Single by Placebo

from the album Meds
- Released: 6 March 2006
- Genre: Alternative rock
- Length: 3:36
- Label: Virgin
- Songwriters: Steve Hewitt, Brian Molko and Stefan Olsdal
- Producer: Dimitri Tikovoi

Placebo singles chronology
| "Because I Want You" (2006) | "Song to Say Goodbye" (2006) | "Infra-Red" (2006) |

= Song to Say Goodbye =

"Song to Say Goodbye" is a song by an English alternative rock band Placebo from their fifth studio album, Meds (2006). It was released on 6 March 2006 as the lead single from Meds in all territories outside of the United Kingdom, where "Because I Want You" was released as the lead single instead. The song was written by Steve Hewitt, Brian Molko and Stefan Olsdal, and produced by Dimitri Tikovoi. It develops around piano notes that repeat throughout it, and deals with heroin addiction and its influence on the relationships of the parties involved. The cover art features a blurred picture of vocalist Brian Molko.

There is a live version available of the song on the live EP Live at La Cigale.
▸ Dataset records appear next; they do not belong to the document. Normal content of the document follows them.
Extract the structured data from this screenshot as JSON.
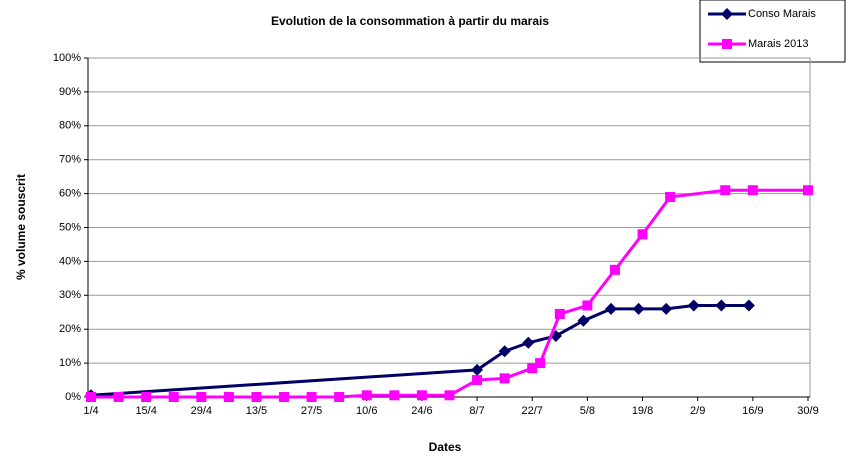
{
  "chart_data": {
    "type": "line",
    "title": "Evolution de la consommation à partir du marais",
    "x_label": "Dates",
    "y_label": "% volume souscrit",
    "xlim": [
      "1/4",
      "30/9"
    ],
    "xticks": [
      "1/4",
      "15/4",
      "29/4",
      "13/5",
      "27/5",
      "10/6",
      "24/6",
      "8/7",
      "22/7",
      "5/8",
      "19/8",
      "2/9",
      "16/9",
      "30/9"
    ],
    "ylim": [
      0,
      100
    ],
    "yticks": [
      {
        "value": 0,
        "label": "0%"
      },
      {
        "value": 10,
        "label": "10%"
      },
      {
        "value": 20,
        "label": "20%"
      },
      {
        "value": 30,
        "label": "30%"
      },
      {
        "value": 40,
        "label": "40%"
      },
      {
        "value": 50,
        "label": "50%"
      },
      {
        "value": 60,
        "label": "60%"
      },
      {
        "value": 70,
        "label": "70%"
      },
      {
        "value": 80,
        "label": "80%"
      },
      {
        "value": 90,
        "label": "90%"
      },
      {
        "value": 100,
        "label": "100%"
      }
    ],
    "grid": true,
    "legend": "top-right",
    "series": [
      {
        "name": "Conso Marais",
        "color": "#000066",
        "marker": "diamond",
        "x": [
          "1/4",
          "8/7",
          "15/7",
          "21/7",
          "28/7",
          "4/8",
          "11/8",
          "18/8",
          "25/8",
          "1/9",
          "8/9",
          "15/9"
        ],
        "values": [
          0.5,
          8,
          13.5,
          16,
          18,
          22.5,
          26,
          26,
          26,
          27,
          27,
          27
        ]
      },
      {
        "name": "Marais 2013",
        "color": "#ff00ff",
        "marker": "square",
        "x": [
          "1/4",
          "8/4",
          "15/4",
          "22/4",
          "29/4",
          "6/5",
          "13/5",
          "20/5",
          "27/5",
          "3/6",
          "10/6",
          "17/6",
          "24/6",
          "1/7",
          "8/7",
          "15/7",
          "22/7",
          "24/7",
          "29/7",
          "5/8",
          "12/8",
          "19/8",
          "26/8",
          "9/9",
          "16/9",
          "30/9"
        ],
        "values": [
          0,
          0,
          0,
          0,
          0,
          0,
          0,
          0,
          0,
          0,
          0.5,
          0.5,
          0.5,
          0.5,
          5,
          5.5,
          8.5,
          10,
          24.5,
          27,
          37.5,
          48,
          59,
          61,
          61,
          61
        ]
      }
    ]
  }
}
The song reached the top ten in Finland, Greece, Italy and Spain.

==Music video==
The original video written and directed by Philippe André portrays a mentally challenged father while his son is trying to cope with his dad's condition. André made an 8-minute extended version of the music video. Placebo remixed the track for the film released on DVD by EMI. It was filmed in Los Angeles.

==Track listing==

===7"===
- Side A – "Song to Say Goodbye" (Radio edit)
- Side B – "Because I Want You" (Ladytron remix)

===Slimline Wallet CD===
1. "Song to Say Goodbye" (Radio edit)
2. "Because I Want You" (Russell Lissack Bloc Party remix)

===Maxi CD===
1. "Song to Say Goodbye" (album version)
2. "36 Degrees" (Live from Wembley)
3. "Because I Want You" (Russell Lissack Bloc Party remix)
4. "Because I Want You" (Ladytron Club mix)

==Charts==

===Weekly charts===

| Chart (2006) | Peak position |
|---|---|
| Australia (ARIA) | 30 |
| Austria (Ö3 Austria Top 40) | 44 |
| Belgium (Ultratop 50 Flanders) | 49 |
| Belgium (Ultratop 50 Wallonia) | 18 |
| Finland (Suomen virallinen lista) | 8 |
| France (SNEP) | 41 |
| Germany (GfK) | 35 |
| Greece (IFPI) | 6 |
| Italy (FIMI) | 5 |
| Spain (PROMUSICAE) | 7 |
| Switzerland (Schweizer Hitparade) | 38 |

== Cover versions and remixes ==

===Harakiri for the Sky version (2021)===
"Song to Say Goodbye" was covered and released as a single by Austrian post-black metal band Harakiri for the Sky in January 2021. The song closes Harakiri for the Sky's album "Mӕre" just as it closes Placebo's album Meds.